Social media is not real life. "In today's media environment, people can pile on Twitter, and say they hate someone," Marcus says. "And that can seem like that's everyone, oh now everyone hates Anne Hathaway. But there's still like a kind of silent majority that really likes Anne Hathaway, thinks she's sweet. So it's really more about being polarizing than people just hate her."
Your hatred doesn't matter. "Sitting and fuming about a celebrity you hate is the definition of futile," Brown says. "It's not going to make that celebrity go away. It's not going to change other people's opinions. It has no effect on the celebrity whatsoever."

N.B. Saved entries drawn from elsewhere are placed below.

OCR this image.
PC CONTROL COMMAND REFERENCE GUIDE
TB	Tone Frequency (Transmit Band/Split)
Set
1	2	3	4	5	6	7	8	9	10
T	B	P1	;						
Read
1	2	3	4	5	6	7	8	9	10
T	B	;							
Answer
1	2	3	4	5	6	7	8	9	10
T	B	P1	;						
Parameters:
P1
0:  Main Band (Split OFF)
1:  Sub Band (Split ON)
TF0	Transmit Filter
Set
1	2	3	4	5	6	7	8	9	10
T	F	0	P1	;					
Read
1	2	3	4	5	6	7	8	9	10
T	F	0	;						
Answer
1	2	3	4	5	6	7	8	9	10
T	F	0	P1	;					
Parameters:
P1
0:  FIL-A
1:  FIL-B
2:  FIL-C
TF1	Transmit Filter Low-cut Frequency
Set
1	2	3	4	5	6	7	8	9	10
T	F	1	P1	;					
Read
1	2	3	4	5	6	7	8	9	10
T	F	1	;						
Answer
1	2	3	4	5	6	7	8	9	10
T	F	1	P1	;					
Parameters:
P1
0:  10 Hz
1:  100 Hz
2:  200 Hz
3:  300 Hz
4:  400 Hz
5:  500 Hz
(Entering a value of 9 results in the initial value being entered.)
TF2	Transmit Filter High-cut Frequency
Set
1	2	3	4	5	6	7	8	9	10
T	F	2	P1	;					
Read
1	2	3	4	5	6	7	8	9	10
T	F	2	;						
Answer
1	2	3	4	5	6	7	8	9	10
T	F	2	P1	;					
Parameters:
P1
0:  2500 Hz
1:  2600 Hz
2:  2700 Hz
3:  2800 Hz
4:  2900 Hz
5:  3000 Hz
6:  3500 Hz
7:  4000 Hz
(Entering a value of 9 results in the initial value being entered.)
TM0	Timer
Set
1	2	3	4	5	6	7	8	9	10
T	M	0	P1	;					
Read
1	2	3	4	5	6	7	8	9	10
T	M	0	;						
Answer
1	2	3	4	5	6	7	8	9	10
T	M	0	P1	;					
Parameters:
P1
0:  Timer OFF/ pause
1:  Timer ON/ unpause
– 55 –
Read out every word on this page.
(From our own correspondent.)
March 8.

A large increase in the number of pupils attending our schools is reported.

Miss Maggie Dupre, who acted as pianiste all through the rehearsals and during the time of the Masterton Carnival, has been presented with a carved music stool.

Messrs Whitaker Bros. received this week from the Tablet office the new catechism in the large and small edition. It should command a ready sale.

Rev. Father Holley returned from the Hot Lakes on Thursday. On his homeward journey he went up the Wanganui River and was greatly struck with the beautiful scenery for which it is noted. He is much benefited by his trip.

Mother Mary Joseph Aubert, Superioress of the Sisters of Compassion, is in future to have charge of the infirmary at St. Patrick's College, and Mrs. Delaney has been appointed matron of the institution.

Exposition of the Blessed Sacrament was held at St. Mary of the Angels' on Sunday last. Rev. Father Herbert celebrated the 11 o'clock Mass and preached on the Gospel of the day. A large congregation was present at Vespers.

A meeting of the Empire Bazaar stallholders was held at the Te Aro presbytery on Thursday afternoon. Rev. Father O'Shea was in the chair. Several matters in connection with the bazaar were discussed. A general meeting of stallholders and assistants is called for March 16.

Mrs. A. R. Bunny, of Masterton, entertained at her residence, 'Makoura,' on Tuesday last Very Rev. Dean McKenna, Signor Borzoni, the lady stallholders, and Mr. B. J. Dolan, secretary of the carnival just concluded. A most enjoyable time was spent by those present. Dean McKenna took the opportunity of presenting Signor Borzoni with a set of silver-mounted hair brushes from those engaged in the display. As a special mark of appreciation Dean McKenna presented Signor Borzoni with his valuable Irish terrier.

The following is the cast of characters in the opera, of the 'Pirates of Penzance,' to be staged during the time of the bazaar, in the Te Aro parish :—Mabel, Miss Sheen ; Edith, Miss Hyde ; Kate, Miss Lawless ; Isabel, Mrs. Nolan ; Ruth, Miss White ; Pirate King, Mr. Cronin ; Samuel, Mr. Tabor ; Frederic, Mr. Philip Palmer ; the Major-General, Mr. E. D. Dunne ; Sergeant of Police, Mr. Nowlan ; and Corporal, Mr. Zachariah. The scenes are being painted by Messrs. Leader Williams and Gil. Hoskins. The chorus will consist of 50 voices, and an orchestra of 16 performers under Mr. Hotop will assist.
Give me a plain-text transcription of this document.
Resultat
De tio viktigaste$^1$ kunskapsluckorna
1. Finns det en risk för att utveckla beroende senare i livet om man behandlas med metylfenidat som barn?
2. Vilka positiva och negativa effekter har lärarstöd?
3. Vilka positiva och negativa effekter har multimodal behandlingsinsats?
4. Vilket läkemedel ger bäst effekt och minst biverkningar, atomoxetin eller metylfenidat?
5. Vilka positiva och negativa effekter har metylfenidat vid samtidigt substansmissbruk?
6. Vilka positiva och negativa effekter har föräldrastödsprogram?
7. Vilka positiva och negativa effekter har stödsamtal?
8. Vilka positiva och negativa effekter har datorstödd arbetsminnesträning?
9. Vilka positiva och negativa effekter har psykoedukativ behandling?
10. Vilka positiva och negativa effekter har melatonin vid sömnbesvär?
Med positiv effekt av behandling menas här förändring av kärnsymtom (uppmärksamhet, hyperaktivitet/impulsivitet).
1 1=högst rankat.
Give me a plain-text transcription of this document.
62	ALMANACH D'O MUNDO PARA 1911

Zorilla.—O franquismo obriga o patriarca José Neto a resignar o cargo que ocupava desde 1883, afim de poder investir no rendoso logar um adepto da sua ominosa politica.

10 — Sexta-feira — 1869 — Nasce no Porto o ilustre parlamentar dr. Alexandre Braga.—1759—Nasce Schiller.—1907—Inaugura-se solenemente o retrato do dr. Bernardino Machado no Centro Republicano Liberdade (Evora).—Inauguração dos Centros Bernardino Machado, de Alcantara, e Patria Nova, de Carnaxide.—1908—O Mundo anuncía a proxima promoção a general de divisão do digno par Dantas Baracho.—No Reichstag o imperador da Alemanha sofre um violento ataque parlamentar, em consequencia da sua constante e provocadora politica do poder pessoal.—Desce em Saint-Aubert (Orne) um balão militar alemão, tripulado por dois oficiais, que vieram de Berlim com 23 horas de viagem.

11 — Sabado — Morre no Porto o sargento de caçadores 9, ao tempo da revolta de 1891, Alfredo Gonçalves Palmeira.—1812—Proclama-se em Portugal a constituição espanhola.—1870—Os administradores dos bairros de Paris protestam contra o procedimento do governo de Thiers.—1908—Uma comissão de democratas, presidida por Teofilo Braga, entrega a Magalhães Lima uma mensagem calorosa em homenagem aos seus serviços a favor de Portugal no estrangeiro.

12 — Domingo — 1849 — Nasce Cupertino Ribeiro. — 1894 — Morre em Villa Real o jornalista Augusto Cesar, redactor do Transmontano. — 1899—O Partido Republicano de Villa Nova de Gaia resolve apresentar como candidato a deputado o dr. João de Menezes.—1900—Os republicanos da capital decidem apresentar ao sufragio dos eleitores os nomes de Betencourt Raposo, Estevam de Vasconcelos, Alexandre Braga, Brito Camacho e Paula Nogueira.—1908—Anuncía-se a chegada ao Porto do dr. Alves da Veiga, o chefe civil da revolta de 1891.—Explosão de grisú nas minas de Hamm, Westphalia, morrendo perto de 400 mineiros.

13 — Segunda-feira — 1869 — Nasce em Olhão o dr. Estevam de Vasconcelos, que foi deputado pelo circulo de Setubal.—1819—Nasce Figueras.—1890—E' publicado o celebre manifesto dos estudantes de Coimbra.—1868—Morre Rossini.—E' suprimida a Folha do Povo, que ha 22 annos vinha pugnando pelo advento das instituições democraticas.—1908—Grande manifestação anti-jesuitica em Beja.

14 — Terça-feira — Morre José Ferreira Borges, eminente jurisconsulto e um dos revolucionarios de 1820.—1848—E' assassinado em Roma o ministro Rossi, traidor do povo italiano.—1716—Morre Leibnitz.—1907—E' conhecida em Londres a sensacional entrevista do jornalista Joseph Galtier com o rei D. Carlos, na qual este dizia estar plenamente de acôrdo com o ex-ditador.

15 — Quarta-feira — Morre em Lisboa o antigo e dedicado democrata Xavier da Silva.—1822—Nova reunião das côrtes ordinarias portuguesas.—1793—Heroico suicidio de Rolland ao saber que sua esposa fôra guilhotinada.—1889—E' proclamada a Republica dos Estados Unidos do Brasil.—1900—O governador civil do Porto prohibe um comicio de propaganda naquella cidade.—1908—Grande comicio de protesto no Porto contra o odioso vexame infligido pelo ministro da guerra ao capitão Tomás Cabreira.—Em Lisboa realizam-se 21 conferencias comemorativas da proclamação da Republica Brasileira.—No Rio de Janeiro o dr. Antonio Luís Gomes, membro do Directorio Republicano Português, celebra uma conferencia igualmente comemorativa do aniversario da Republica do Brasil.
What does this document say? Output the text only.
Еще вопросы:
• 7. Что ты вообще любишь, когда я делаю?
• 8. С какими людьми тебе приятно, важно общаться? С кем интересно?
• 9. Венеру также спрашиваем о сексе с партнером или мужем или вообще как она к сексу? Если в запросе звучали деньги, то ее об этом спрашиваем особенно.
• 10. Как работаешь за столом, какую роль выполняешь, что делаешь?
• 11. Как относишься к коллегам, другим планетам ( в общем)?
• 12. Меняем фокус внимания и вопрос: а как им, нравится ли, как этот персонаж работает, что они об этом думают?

Redirect your energy. "If a person truly hates someone, that hatred can be channeled in ways that not only benefit themselves, but also society," Anderson-Carpenter says. "In that respect, the intense psychological effort needed to truly hate someone can be shifted so the focus is not on the person, but on the deed."
People can change. Be open to that. "If (Minaj) can be a better person and preferably act her age, then why not (stop disliking her)," Ify Anita says. "She’s human and humans aren’t perfect."
Still, some people – like Kate Eakins – can't stop. "James Corden turns up like mold in your apartment; somehow everywhere despite how much you bleach."